Operasi gabungan dilakukan berdasarkan laporan masyarakat. Pasalnya, aksi balap liar di kawasan perkantoran itu sangat mengganggu keselamatan warga
Setiap sore, area tersebut mendadak berubah menjadi arena kebut-kebutan. Motor dipacu dengan kecepatan tinggi plus suara knalpot brong yang memekakkan telinga. Padahal kawasan itu ramai dengan kegiatan masyarakat.
Menindaklanjuti laporan tersebut, Satlantas Polres Boyolali bersama unit Dalmas bergerak melakukan penyekatan menyeluruh.
Ratusan remaja yang tengah berkumpul untuk balap liar pun kocar-kacir saat polisi datang. Sebagian mencoba kabur namun langsung diamankan petugas.
Polisi juga menemukan sejumlah sepeda motor tanpa kelengkapan surat yang disembunyikan di balik semak-semak area perkebunan dekat lokasi kejadian.
KBO Satlantas Polres Boyolali, IPTU Joko Siswanto mengatakan bahwa penindakan tersebut merupakan bagian dari Operasi Zebra Candi yang saat ini sedang berlangsung.
“Ini kami lakukan karena banyaknya aduan warga. Di lokasi alun-alun Kidul itu hampir setiap sore terjadi balapan liar yang sangat meresahkan,” katanya.
Puluhan motor berknalpot brong serta kendaraan tanpa surat-surat langsung dikenai tilang. Polisi juga mewajibkan pemilik untuk mendorong motor mereka menuju titik pengumpulan sebelum diangkut menuju Mapolres Boyolali.
Kendaraan baru dapat diambil setelah pemilik melengkapi dokumen surat kendaraan serta mengembalikan kondisi motor ke standar pabrikan. Polisi juga memberi imbauan kepada orang tua agar lebih mengawasi aktivitas anak-anak mereka.
“Terutama aktivitas anak-anak pada sore hari yang sering digunakan sebagai waktu berkumpul untuk balap liar,” tambah Joko.

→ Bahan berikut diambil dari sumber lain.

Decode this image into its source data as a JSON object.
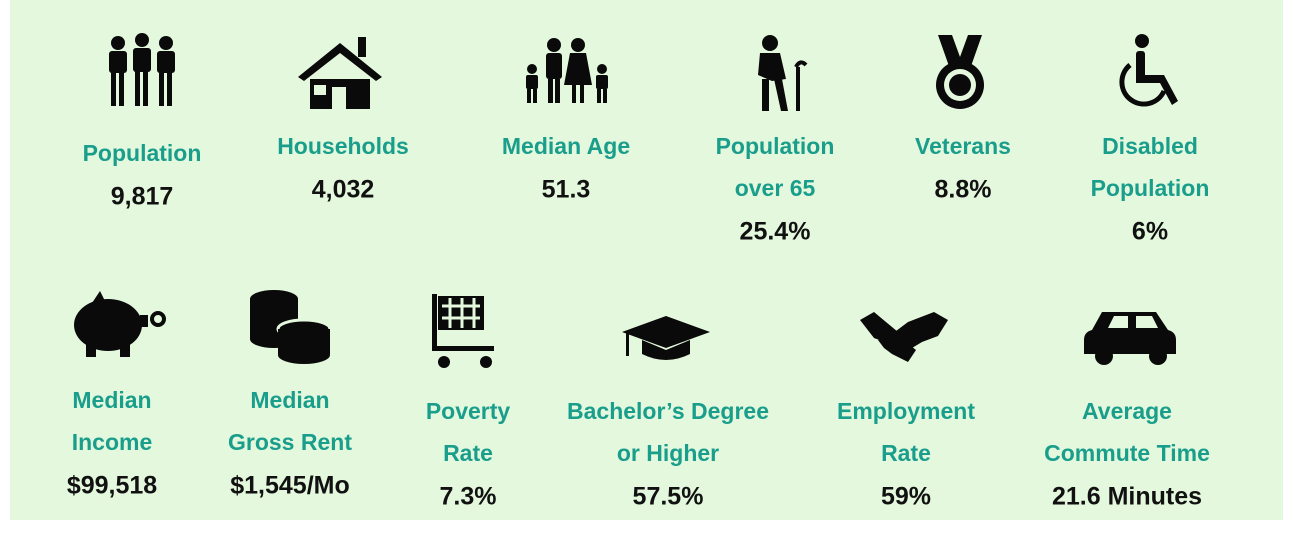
{
  "stats": [
    {
      "label": [
        "Population"
      ],
      "value": "9,817"
    },
    {
      "label": [
        "Households"
      ],
      "value": "4,032"
    },
    {
      "label": [
        "Median Age"
      ],
      "value": "51.3"
    },
    {
      "label": [
        "Population",
        "over 65"
      ],
      "value": "25.4%"
    },
    {
      "label": [
        "Veterans"
      ],
      "value": "8.8%"
    },
    {
      "label": [
        "Disabled",
        "Population"
      ],
      "value": "6%"
    },
    {
      "label": [
        "Median",
        "Income"
      ],
      "value": "$99,518"
    },
    {
      "label": [
        "Median",
        "Gross Rent"
      ],
      "value": "$1,545/Mo"
    },
    {
      "label": [
        "Poverty",
        "Rate"
      ],
      "value": "7.3%"
    },
    {
      "label": [
        "Bachelor’s Degree",
        "or Higher"
      ],
      "value": "57.5%"
    },
    {
      "label": [
        "Employment",
        "Rate"
      ],
      "value": "59%"
    },
    {
      "label": [
        "Average",
        "Commute Time"
      ],
      "value": "21.6 Minutes"
    }
  ]
}
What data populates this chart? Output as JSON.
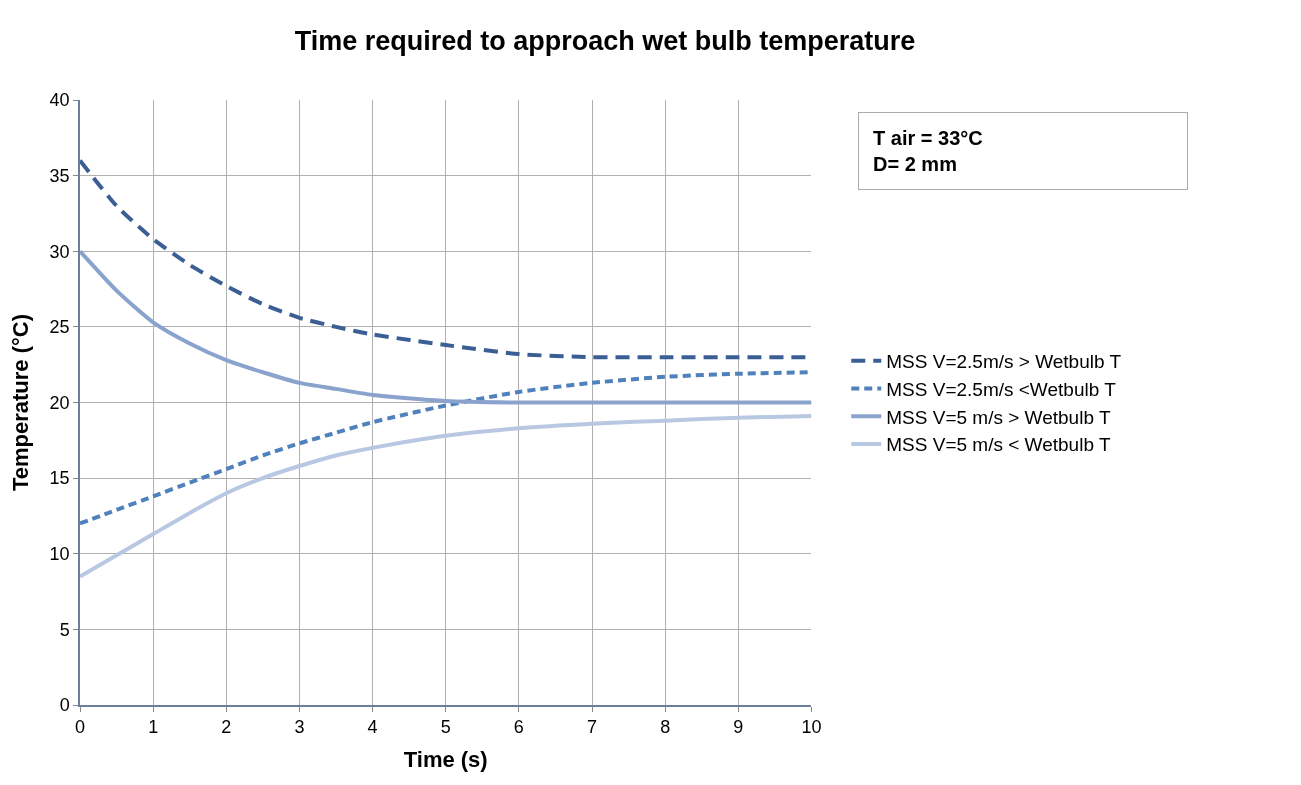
{
  "chart_data": {
    "type": "line",
    "title": "Time required to approach wet bulb temperature",
    "xlabel": "Time (s)",
    "ylabel": "Temperature (°C)",
    "x": [
      0,
      0.5,
      1,
      1.5,
      2,
      2.5,
      3,
      3.5,
      4,
      5,
      6,
      7,
      8,
      9,
      10
    ],
    "series": [
      {
        "name": "MSS V=2.5m/s > Wetbulb T",
        "color": "#3b5f94",
        "line_style": "dashed",
        "values": [
          36,
          33,
          30.8,
          29.1,
          27.7,
          26.5,
          25.6,
          25.0,
          24.5,
          23.8,
          23.2,
          23.0,
          23.0,
          23.0,
          23.0
        ]
      },
      {
        "name": "MSS V=2.5m/s <Wetbulb T",
        "color": "#4f81bd",
        "line_style": "dashed",
        "values": [
          12,
          12.9,
          13.8,
          14.7,
          15.6,
          16.5,
          17.3,
          18.0,
          18.7,
          19.8,
          20.7,
          21.3,
          21.7,
          21.9,
          22
        ]
      },
      {
        "name": "MSS V=5 m/s > Wetbulb T",
        "color": "#8aa3cd",
        "line_style": "solid",
        "values": [
          30,
          27.4,
          25.3,
          23.9,
          22.8,
          22.0,
          21.3,
          20.9,
          20.5,
          20.1,
          20,
          20,
          20,
          20,
          20
        ]
      },
      {
        "name": "MSS V=5 m/s < Wetbulb T",
        "color": "#b9c8e2",
        "line_style": "solid",
        "values": [
          8.5,
          9.9,
          11.3,
          12.7,
          14.0,
          15.0,
          15.8,
          16.5,
          17.0,
          17.8,
          18.3,
          18.6,
          18.8,
          19.0,
          19.1
        ]
      }
    ],
    "xlim": [
      0,
      10
    ],
    "xticks": [
      0,
      1,
      2,
      3,
      4,
      5,
      6,
      7,
      8,
      9,
      10
    ],
    "ylim": [
      0,
      40
    ],
    "yticks": [
      0,
      5,
      10,
      15,
      20,
      25,
      30,
      35,
      40
    ],
    "annotations": [
      "T air = 33°C",
      "D= 2 mm"
    ],
    "grid": true,
    "legend": "right",
    "marker": "none"
  }
}
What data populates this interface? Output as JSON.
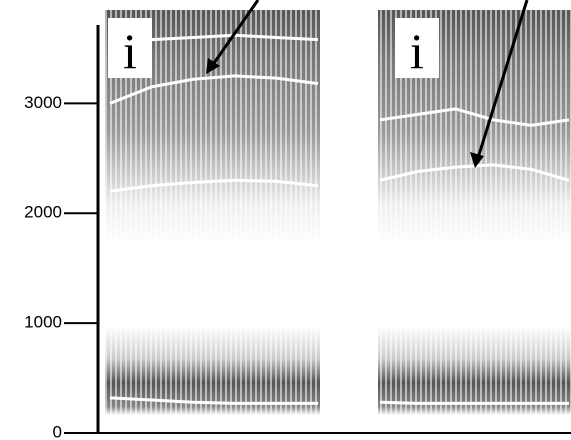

Dia menegaskan, bakal meningkatkan patroli rutin dan berkoordinasi dengan pemerintah daerah untuk menambah penerangan di titik-titik yang sering dimanfaatkan sebagai arena balap liar.
“Ini sebagai langkah pencegahan agar aktivitas serupa tidak kembali terjadi,” tandasnya.